Oireachtas Joint and Select Committees

Thursday, 8 March 2018

Public Accounts Committee

Vote 34: Housing, Planning, Community and Local Government

9:00 am

Photo of Alan FarrellAlan Farrell (Dublin Fingal, Fine Gael) | Oireachtas source

Flowing from the Mahon tribunal and its findings was a recommendation that an office of planning regulator be established. Unfortunately, the recommendation has not been implemented. In 2016 a budget was provided for the new office, but it remains unexpended. The relevant legislation has been delayed repeatedly and is before the Seanad. I appreciate the Department's involvement in a range of areas in recent years, whether housing, water services or dealing with planning issues such as lapsed planning applications and applications for planning extensions, which has probably taken up its time in terms of dealing with the legislative process. However, given that the Mahon report was published in 2012, although it only became formally available in 2013, it is disappointing that a planning regulator has still not been appointed. I say this as a Deputy who has supported the Government since 2011. The findings of the tribunal relate primarily to matters in my constituency and former politicians in it. As such, the need to get planning processes right is close to my heart. This issue is worthy of attention.

Chairman, given the amount of money this State has had to pay, I wanted to highlight the inappropriate bribery and-or whatever else one wants to call it back in the day by very prominent local and national politicians. I still cannot believe that we are so many years post-fact and still we do not have a planning regulator in place.

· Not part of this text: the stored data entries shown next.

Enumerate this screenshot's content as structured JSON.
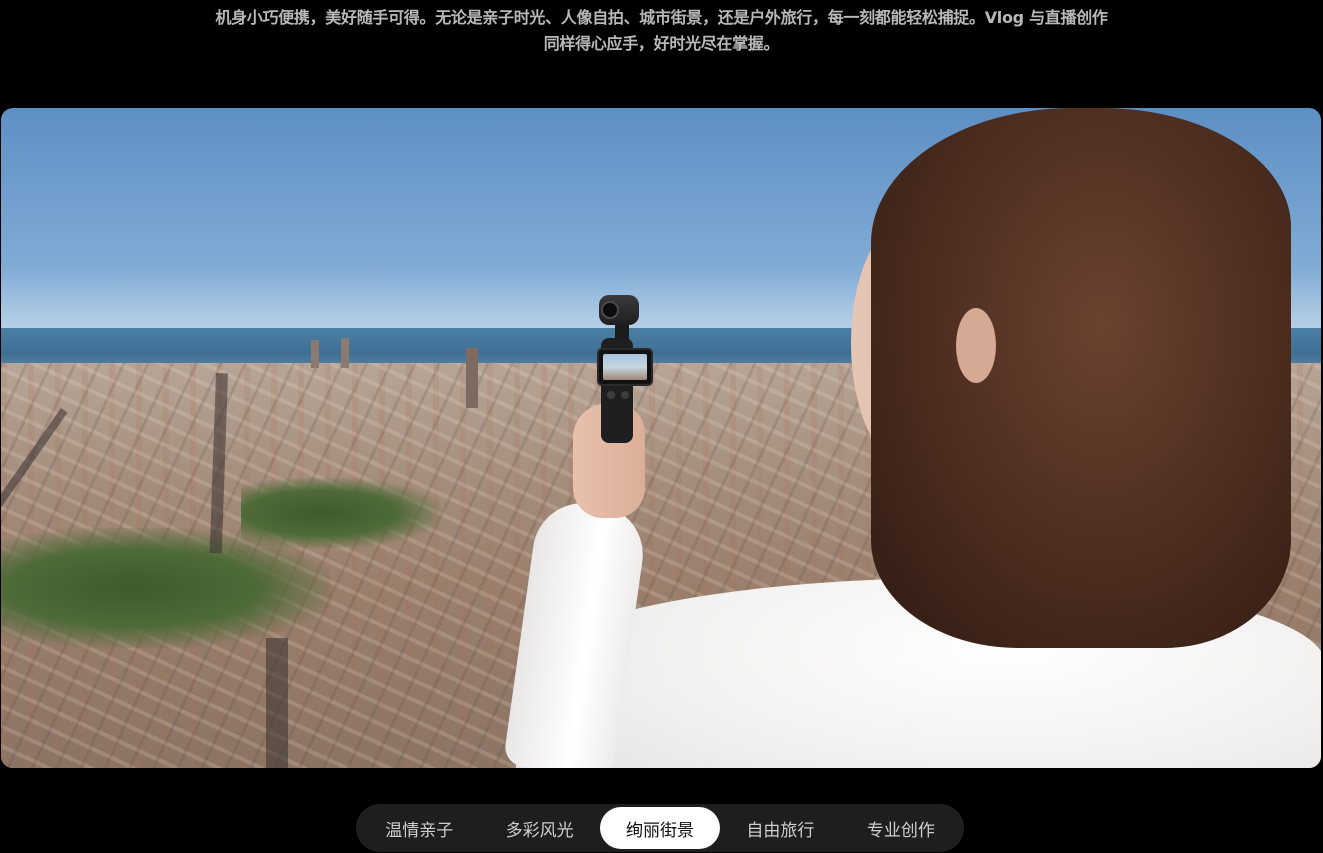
{
  "intro": {
    "line1": "机身小巧便携，美好随手可得。无论是亲子时光、人像自拍、城市街景，还是户外旅行，每一刻都能轻松捕捉。Vlog 与直播创作",
    "line2": "同样得心应手，好时光尽在掌握。"
  },
  "tabs": [
    {
      "label": "温情亲子",
      "active": false
    },
    {
      "label": "多彩风光",
      "active": false
    },
    {
      "label": "绚丽街景",
      "active": true
    },
    {
      "label": "自由旅行",
      "active": false
    },
    {
      "label": "专业创作",
      "active": false
    }
  ],
  "colors": {
    "background": "#000000",
    "intro_text": "#b8b8b8",
    "tabbar_bg": "#1e1e1e",
    "tab_active_bg": "#ffffff",
    "tab_active_text": "#111111",
    "tab_text": "#cfcfcf"
  }
}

Thanks to the work of the Department there is not a huge amount of surprising elements in this part of the Vote other than the Department's failure to expend part of its voluntary and co-operative housing budget, which I understand was €53.3 million in the budgetary year of 2016. The situation was not quite as bad then as it is now, in terms of housing demand, but it was still very bad in an historic sense. Why did the Department not expend the money?